I count at least 7 additional fox spirits witnessing the forging of this legendary sword.

Here is where Kitsune inspires a vision where I see a festival in Asuka and Sakurai City... and in Niimi.

The theme:  “Swords are Not For Fighting.” Opens in Gassan’s studio. Two heavy hammer wielding assistants strike glowing steel in showers of sparks, Sadatoshi turns the billet in the age-kitae process, more sparks fly.  Focus is on this forging and the preparation of the furnace, the shinto priests, the sparks flying symbolizing the festivals core, the spirit of the sword, like Inari-Myōjin and the Kogitsune-Maru, the festival runs from opening to closing ceremony absent any sword fighting, without a single sword clash.
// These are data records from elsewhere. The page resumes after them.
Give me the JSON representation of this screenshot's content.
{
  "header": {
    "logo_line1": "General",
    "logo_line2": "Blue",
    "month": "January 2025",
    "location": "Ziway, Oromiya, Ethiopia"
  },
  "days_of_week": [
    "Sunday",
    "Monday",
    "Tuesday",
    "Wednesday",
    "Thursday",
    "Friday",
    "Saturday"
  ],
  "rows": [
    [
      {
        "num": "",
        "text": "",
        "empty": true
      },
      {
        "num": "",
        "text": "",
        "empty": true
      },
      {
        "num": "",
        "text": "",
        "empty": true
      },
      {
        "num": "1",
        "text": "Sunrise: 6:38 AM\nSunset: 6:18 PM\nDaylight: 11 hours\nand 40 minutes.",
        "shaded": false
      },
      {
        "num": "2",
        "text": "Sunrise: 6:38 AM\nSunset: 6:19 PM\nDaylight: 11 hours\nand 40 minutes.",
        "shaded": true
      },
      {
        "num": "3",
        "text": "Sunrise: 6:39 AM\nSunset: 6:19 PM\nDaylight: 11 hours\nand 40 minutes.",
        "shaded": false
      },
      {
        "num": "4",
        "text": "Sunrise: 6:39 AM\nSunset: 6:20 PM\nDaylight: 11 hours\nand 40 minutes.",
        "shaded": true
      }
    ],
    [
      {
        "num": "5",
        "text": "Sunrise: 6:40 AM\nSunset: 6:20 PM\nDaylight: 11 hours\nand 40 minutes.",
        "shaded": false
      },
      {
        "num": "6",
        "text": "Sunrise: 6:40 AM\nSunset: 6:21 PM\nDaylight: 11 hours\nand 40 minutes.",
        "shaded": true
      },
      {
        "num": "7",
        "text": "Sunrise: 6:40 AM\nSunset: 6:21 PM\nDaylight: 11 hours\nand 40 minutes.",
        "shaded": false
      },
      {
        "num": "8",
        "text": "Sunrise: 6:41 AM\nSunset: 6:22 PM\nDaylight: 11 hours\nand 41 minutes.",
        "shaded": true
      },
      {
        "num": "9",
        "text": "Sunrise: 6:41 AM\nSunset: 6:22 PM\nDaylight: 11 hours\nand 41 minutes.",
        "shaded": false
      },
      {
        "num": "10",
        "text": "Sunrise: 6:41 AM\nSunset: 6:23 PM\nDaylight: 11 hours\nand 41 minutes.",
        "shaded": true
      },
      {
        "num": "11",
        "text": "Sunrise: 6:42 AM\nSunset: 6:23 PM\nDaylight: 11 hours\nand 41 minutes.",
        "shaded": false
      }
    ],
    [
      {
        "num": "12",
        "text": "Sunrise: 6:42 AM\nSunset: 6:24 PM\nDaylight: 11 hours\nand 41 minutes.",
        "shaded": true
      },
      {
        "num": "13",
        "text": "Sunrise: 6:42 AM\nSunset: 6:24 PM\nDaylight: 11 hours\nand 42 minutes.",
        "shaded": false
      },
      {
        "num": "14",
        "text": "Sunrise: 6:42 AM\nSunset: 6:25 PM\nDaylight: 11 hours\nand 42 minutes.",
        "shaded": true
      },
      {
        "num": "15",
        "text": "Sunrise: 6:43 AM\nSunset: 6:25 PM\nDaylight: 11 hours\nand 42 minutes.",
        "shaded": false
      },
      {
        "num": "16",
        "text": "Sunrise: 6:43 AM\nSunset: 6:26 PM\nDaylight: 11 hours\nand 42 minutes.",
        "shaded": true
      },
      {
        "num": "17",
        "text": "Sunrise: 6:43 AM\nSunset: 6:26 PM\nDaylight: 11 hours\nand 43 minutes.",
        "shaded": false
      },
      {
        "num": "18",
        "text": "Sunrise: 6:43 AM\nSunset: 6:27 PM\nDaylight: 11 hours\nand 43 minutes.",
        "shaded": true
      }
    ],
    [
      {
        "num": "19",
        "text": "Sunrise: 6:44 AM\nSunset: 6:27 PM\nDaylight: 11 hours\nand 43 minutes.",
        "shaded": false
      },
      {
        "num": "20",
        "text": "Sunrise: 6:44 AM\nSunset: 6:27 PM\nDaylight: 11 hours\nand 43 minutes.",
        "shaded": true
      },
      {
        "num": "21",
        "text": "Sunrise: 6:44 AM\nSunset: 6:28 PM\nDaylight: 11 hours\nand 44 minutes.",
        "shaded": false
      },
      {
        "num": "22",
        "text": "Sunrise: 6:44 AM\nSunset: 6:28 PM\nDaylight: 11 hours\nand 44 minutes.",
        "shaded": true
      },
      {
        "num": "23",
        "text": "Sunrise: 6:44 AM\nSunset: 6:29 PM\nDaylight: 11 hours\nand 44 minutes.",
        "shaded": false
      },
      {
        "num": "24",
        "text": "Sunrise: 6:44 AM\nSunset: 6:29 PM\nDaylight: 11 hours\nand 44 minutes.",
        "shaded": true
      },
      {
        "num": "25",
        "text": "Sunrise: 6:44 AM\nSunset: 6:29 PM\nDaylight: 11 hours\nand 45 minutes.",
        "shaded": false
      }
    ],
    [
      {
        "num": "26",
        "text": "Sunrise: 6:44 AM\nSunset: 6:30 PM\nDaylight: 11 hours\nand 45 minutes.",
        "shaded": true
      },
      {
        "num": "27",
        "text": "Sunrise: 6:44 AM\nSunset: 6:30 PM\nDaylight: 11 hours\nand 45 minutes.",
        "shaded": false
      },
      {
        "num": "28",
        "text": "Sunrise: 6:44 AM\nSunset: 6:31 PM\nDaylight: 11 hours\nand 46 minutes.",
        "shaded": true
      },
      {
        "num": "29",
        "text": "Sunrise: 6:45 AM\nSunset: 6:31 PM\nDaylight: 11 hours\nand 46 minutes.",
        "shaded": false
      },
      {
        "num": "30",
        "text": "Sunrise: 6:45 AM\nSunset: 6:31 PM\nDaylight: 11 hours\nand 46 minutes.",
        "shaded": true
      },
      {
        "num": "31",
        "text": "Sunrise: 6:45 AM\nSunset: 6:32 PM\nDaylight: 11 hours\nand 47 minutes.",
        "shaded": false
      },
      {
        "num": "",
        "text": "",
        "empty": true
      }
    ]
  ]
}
Here the rules of life are:
harmony 調和, Chōwa
justice 正義感, Masayoshi-kan
honor 名誉, Meiyo
serenity
courage
tranquility
respect
courtesy
kindness
honesty
frugality
modesty
loyalty
and duty.

These together form the future of bushido where swords are not for fighting but represent the 12 faces of new legends, old kitsune, and the new  Kogitsune-Maru’s that come from Gassan Sadatoshi’s studio.

In Asuka, student productions of the Kogitsune-Maru legend premiere in both noh and animation form with calligraphy classes producing banners in sets of three, like the sips of purifying sake that bring the gods and people together as a symbol of the vows we are making.